Veronica Gabaldon, senior program manager of the Philippine Disaster Resilience Foundation, shared how business competitors work together as collaborators in terms of disaster management. Gabaldon cited Smart and Globe, both members of the PDRF, as an example.
Gabaldon also shared her thoughts on the inadequate attention given by businesses to prioritize disaster risk reduction and management. The challenge, according to Gabaldon, is how disaster management is seen as a business issue and it should be considered as a strategy to protect the growth potential of countries.
Coming from the academe, Dr. Janette Rodriguez of the Angeles University Foundation explained the integration of ecological education in the curriculum to generate researches that are responsive to current environmental concerns and issues. Aside from research, the university is also working on systematizing these initiatives as part of their community extension.
According to Rodriguez, the AUF’s environmental concerns and policies on sustainable development is integrated in their vision, mission and goals.
The participants coming from the academe recognized the need to integrate disaster risk reduction and management (DRRM) in the curricula, particularly by having a DRRM subject in all courses. They agreed that the main thrust is to instill DRR in education through “conscientization, building resilience through instilling hope, spreading awareness and building capacities and valuing the world.”

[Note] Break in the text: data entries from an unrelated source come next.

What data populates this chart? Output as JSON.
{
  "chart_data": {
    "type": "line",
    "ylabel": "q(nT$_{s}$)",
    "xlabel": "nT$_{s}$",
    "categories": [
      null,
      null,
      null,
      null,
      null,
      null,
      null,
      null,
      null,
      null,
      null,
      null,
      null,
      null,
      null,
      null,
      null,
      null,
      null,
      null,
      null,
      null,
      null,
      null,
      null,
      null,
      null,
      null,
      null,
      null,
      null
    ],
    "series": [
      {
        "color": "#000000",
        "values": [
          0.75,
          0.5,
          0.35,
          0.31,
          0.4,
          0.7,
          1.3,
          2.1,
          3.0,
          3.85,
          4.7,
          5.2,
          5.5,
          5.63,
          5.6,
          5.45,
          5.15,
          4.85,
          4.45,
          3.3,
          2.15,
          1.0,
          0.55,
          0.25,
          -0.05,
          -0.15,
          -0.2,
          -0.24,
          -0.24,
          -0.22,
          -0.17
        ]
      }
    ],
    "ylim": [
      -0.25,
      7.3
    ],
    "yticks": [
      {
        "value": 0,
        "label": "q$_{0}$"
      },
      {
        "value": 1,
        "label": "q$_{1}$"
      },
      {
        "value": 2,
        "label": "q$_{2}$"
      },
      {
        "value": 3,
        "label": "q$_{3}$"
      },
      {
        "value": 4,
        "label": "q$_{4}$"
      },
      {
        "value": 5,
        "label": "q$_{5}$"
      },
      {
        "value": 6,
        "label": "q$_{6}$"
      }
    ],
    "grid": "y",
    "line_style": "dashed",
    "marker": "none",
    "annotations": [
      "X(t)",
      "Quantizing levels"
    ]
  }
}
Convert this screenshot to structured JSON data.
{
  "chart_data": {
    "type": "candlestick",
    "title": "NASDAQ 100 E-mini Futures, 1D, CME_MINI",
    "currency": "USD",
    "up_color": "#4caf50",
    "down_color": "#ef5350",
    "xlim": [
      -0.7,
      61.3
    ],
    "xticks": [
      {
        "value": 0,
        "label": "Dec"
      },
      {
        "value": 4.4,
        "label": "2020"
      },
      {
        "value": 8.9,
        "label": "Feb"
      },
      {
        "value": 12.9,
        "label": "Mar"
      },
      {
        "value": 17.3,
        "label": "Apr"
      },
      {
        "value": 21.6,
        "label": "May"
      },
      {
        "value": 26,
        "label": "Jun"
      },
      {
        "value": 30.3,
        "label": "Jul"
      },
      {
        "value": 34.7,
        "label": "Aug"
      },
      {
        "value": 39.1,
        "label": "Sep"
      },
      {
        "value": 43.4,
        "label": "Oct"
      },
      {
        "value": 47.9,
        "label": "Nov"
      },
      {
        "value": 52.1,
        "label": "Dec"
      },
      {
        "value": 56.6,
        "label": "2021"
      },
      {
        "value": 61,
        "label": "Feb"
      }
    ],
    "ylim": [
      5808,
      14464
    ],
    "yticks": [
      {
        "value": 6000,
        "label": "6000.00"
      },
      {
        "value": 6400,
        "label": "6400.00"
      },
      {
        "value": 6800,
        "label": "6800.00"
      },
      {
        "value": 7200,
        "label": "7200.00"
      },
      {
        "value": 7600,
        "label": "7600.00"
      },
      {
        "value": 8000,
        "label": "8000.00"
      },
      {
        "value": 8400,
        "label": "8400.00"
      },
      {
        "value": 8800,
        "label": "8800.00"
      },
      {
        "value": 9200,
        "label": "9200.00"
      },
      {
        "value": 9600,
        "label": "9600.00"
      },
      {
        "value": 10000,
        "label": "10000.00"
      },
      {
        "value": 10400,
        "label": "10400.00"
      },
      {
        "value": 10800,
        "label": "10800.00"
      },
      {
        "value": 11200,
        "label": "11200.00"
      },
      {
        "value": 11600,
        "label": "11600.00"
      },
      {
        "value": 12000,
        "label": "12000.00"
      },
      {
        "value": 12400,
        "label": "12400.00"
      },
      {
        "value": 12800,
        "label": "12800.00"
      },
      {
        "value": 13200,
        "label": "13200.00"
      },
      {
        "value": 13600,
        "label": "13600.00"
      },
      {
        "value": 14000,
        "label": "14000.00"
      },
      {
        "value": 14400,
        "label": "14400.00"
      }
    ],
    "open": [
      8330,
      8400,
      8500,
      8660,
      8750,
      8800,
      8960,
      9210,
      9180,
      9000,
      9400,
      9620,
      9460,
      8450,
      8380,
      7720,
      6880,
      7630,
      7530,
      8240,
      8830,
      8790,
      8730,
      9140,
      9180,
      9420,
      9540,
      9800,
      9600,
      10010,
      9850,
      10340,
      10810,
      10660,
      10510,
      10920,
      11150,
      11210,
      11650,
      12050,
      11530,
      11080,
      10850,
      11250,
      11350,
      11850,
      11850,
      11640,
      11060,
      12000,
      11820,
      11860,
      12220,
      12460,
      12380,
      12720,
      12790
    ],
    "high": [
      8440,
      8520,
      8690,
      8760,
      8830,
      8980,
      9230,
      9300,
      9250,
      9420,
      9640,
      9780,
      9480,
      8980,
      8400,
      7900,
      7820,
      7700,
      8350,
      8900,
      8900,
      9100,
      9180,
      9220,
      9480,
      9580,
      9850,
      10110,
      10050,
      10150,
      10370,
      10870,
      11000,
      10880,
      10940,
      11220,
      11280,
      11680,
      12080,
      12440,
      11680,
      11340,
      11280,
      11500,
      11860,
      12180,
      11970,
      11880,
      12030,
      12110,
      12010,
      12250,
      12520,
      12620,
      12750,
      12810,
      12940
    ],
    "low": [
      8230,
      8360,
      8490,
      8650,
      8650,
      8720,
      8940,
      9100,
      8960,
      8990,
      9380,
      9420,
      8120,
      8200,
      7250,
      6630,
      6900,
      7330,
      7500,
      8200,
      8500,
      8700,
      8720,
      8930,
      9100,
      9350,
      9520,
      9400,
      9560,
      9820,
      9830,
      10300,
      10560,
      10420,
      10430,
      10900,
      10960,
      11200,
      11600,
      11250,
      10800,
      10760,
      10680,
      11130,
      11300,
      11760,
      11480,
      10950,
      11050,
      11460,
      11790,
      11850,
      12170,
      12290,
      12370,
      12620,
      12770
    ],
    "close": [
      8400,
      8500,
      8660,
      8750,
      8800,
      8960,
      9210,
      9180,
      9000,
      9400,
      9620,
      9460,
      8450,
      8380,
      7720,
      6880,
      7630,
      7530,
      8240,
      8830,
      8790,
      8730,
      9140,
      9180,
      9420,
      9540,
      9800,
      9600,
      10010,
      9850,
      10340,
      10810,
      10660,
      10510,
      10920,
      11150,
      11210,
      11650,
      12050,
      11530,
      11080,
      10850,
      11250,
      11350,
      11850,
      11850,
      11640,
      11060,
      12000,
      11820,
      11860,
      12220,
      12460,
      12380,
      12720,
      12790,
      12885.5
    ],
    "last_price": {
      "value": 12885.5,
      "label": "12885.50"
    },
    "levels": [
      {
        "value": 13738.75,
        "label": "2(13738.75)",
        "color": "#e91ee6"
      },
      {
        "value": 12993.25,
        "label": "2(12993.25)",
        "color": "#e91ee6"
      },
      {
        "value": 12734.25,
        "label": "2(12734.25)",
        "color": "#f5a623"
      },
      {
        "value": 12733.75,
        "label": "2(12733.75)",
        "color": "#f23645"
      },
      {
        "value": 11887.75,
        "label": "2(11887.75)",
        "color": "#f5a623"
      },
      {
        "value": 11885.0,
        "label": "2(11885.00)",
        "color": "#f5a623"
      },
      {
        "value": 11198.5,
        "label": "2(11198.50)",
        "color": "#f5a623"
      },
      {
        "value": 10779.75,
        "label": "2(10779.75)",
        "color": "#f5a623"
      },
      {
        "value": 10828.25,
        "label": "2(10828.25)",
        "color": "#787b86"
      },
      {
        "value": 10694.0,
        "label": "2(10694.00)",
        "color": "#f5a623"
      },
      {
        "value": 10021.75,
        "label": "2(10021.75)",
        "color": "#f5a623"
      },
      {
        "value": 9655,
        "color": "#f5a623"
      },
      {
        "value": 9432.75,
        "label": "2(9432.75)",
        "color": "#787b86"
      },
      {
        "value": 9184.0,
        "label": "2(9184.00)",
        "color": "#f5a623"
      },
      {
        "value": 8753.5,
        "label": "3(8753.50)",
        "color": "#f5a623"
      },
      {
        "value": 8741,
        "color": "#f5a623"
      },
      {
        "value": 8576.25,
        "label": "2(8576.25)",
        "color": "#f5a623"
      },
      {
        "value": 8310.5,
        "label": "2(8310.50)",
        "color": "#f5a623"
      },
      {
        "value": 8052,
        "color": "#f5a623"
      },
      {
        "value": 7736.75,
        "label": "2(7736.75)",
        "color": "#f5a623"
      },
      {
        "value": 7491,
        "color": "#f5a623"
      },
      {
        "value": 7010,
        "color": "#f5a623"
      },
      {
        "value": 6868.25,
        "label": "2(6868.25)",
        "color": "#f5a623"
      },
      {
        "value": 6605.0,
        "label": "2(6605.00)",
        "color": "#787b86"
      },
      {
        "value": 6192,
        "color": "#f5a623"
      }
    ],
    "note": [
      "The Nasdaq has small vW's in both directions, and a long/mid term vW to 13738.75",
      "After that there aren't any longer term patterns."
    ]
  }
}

For the part of the CSOs, Cesar Dionido, executive director of the Community Response for Enlightenment, Service and Transformation, explained the role of the sector in disaster management. Dionido shared that CSOs are those working directly with communities in strengthening their capacities and building their resilience.
“NGOs can also ensure greater accountability from the government and other sectors involved in disaster management,” Dionido added.
Representing the local government, Mayor Jeremy Jesus Bueno III of Santa, Ilocos Sur gave a visual presentation on the cost of human life. Quoting the US Environmental Protection Agency, the cost of a human person is at $6.9 million or P276 million. For Standford, the cost is at $129,000 per year of quality life. Bueno explained that given how valuable human lives are, to invest in disaster risk reduction is worth the cost.
Bueno added that a challenge with the government is how to handle situations where one agency contradicts another. For example, the Mines and Geosciences Bureau has issued hazard maps for a particular municipality, highlighting its risks to various natural hazards such as typhoons and landslides. However, given that an area is already identified as a high risk, mining permits are still issued and given to companies, without recognition that it increases the vulnerability of the people and the community.
From the business sector, Gilbert Albero of the Metro Naga Chamber of Commerce and Industry shared that collaboration between the different sectors is not easy.
“A-PAD is timely as it harnesses collaboration in a multi-sectoral group. It shows that the government, private sector, academe and CSOs can work together for disaster management,” Albero said.
By the end of the conference, a set of resolutions for each sector was agreed upon.
he participants from the CSOs resolved to continue community-based practices and to cooperate with the different sectors.
On March 3, the national launching of A-PAD Philippines will be held on Hotel Jen, Pasay City. The launching will coincide with the International Symposium that will be attended by other A-PAD countries such as Bangladesh, Indonesia, Japan, Korea and Sri Lanka.